If I had shallower, carpeted stairs and hallway I'd be very different.

NaturalBaby Mon 17-Mar-14 15:43:29

My children didn't fall down the stairs till they were much older and running/carrying things/jumping down the stairs.

Children have to figure things out for themselves by doing it themselves.

Fifyfomum Mon 17-Mar-14 15:38:16

My one year old is fine on the stairs, we don't monitor him every time. If a child falls when they are facing the stairs sliding down backwards they will just hit the step in front of them. Accidents on the stairs are not at all common when the stairs have been shown to young children. More accidents happen as a result of stair gates meaning people are lax about training children about dangers, not less.

Artandco Mon 17-Mar-14 15:36:27

Ok maybe it's just me then. My 2 year old spent yesterday climbing up a tree and on zip wires. It wouldn't occur to me to still monitor him on some stairs. A stair gate would just be climbed over here

waterrat Mon 17-Mar-14 15:32:15

er - how did people survive before stair gates? well probably lots of children had serious accidents?! what a strange question - firstly, stairs have only existed in most people's houses for probably the last couple of hundred years - if that. so for the vast majority of the tens of thousands of years humans have existed, they didn't have stairs - so it's not a 'natural' skill.

I think it's ridiculous to suggest a one year old or even a 2 year old can be trusted on stairs, I have watched my - very agile - 2 year old try to come downstairs and he only has to put a foot slightly wrong and his whole body tumbles. They simply don't have the rational sense or dexterity to be as careful as they ought to be.

A one year old has no concept of broken bones or of risk more generally - they could climb down perfectly 20 times but be distracted the 21st time by somethng and put a foot wrong.

NCISaddict Mon 17-Mar-14 15:30:11

Somewhere there is a video of, I think, JustineMN helping a Mum teach her baby to turn round at the top of the stairs and come down on their bottom. Not sure what the programme was called, must have been about ten years ago?
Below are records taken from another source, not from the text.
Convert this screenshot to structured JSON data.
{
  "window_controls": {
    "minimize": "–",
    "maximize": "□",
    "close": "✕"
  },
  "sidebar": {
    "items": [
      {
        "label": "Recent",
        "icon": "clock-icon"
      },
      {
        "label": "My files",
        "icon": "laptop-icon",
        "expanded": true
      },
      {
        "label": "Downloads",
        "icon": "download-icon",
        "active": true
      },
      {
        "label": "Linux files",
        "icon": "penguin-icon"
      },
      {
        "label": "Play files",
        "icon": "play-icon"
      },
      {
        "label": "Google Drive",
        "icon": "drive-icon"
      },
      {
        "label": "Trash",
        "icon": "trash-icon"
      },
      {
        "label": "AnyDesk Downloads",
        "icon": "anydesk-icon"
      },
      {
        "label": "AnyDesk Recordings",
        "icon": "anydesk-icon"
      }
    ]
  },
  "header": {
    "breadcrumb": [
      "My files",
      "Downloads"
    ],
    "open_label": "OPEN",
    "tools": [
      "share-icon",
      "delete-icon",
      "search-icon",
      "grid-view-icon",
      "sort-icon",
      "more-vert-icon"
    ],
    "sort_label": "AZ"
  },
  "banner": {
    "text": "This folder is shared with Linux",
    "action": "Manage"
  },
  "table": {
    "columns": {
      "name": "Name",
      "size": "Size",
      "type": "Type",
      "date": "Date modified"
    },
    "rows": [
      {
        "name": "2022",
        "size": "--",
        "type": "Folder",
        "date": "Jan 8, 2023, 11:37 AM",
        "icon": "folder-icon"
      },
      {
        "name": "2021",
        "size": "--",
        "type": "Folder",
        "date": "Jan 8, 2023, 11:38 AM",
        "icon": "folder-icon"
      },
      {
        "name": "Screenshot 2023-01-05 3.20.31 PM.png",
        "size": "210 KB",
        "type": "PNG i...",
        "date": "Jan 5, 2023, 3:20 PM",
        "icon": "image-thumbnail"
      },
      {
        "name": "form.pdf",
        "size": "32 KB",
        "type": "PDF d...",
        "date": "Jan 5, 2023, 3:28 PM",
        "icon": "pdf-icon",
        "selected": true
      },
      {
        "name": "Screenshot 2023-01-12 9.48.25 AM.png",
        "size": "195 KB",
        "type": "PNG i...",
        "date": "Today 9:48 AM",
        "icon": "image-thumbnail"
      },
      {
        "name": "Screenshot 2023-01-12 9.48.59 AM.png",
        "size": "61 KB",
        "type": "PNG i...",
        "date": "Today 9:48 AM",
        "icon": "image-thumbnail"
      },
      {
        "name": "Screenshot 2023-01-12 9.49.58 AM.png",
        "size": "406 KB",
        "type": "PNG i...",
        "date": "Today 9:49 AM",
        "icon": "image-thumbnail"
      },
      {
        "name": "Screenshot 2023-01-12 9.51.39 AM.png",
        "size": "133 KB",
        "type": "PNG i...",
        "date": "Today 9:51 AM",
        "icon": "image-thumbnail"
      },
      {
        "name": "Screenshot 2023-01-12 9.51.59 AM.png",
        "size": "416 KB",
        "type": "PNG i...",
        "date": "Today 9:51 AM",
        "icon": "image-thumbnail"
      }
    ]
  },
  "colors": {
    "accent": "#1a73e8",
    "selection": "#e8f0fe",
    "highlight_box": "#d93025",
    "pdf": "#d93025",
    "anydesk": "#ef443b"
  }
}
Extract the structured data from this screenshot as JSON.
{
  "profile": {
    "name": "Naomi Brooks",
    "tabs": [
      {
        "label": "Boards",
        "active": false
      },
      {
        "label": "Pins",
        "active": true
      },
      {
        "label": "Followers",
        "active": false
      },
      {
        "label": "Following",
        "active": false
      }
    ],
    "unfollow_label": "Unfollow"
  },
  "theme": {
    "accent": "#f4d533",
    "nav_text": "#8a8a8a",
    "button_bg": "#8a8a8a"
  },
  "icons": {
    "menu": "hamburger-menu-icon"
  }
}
I taught all my three to slide down before they could walk, they very quickly got the hang of it and slid terrifyingly fast, never fell down though apart from one time when I came down holding DD's hand, slipped and pulled her with me.blush
The only time they got hurt was the first time each of the boys tried it without a nappy on but they managed it without bashing themselves the second time. It's really important if you plan on having a second one without a huge gap as three year olds are notorious for leaving gates open.

DontWannaBeObamasElf Mon 17-Mar-14 15:25:37

That was easier than I thought! She did stand up and try to turn around every other step but I feel comfortable now that I'm teaching her.